La fiscal del caso relacionado con David Sánchez, hermano del presidente del Gobierno español, ha argumentado a favor de la prescripción del delito por el que se le acusa, específicamente la aceptación de un nombramiento ilegal en la Diputación de Badajoz. En su exposición durante la audiencia preliminar que tuvo lugar en la Audiencia Provincial de Badajoz, Begoña García Boró expresó su opinión sobre la necesidad de excluir este cargo del juicio. Además, defendió la imparcialidad de la jueza Beatriz Biedma, en medio de las críticas que han surgido sobre su actuación en este caso.

En su intervención, la fiscal abordó las preocupaciones planteadas por la defensa, resaltando que nadie debería ser acusado sin antes ser investigado formalmente. García Boró hizo hincapié en que la falta de imputación del expresidente de la Diputación, Miguel Ángel Gallardo, es un punto crucial a considerar, dado que no se le ha dado la oportunidad de defenderse adecuadamente ante las acusaciones que se han presentado en su contra. Esta situación, según García Boró, vulnera el derecho fundamental a la defensa, un principio esencial en cualquier proceso judicial.

El contexto de esta situación se remonta a 2017, cuando se produjo la contratación de Luis Carrero en la Diputación de Badajoz, un hecho que se ha convertido en el eje de la controversia actual. La fiscal destacó que la acusación presentada es sorpresiva, ya que se realiza sin que Gallardo haya sido escuchado previamente, lo que podría comprometer la validez del proceso. Por ello, ha solicitado que se declare la nulidad parcial del auto que da inicio al juicio, argumentando que se ha cometido una irregularidad procesal significativa.

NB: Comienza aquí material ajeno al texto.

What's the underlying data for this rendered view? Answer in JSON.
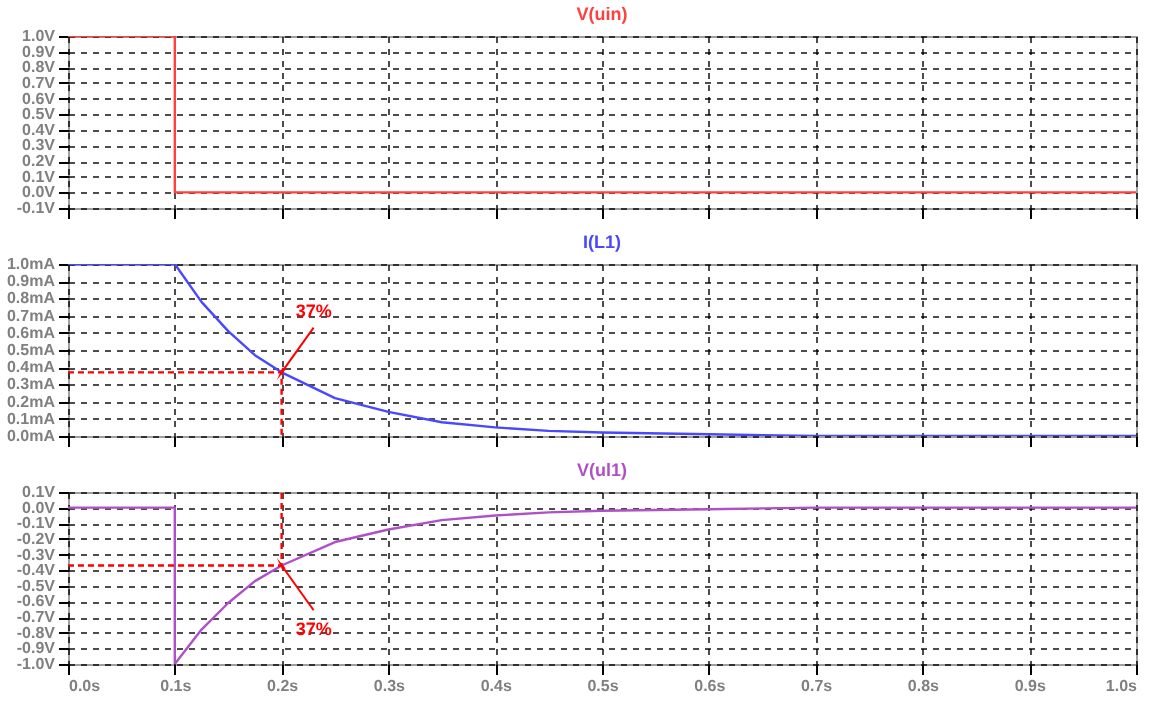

En cuanto a la prescripción del delito que se atribuye a David Sánchez, la fiscal se alineó con la defensa en su interpretación de las leyes aplicables. La acusación por aceptación de nombramiento ilegal, según García Boró, se clasifica como un delito leve, el cual prescribe al año de su comisión. La fiscal argumentó que el delito en cuestión no conlleva una inhabilitación, sino que se castiga con una multa de entre tres y ocho meses, lo que refuerza su postura sobre la prescripción del caso.

García Boró también destacó que en el escrito de acusación se distingue claramente la participación de David Sánchez de otros delitos, como la prevaricación administrativa y el nombramiento ilegal. En este sentido, la fiscal subrayó que no se puede considerar a Sánchez como autor del delito de aceptación de manera independiente, ya que dicho delito requiere la participación de más de una persona. Esta aclaración es fundamental para evaluar la conexión entre las infracciones presentadas en el caso.

Por último, la fiscal concluyó que el escrito de acusación no proporciona elementos que sugieran una relación de conexidad o continuidad delictiva entre los delitos imputados. Este análisis no solo es relevante para la defensa de David Sánchez, sino que también plantea interrogantes sobre la solidez de las acusaciones en general. Las decisiones tomadas en las próximas etapas del juicio serán cruciales para determinar el rumbo de este caso, que ha generado un intenso interés mediático y político en el país.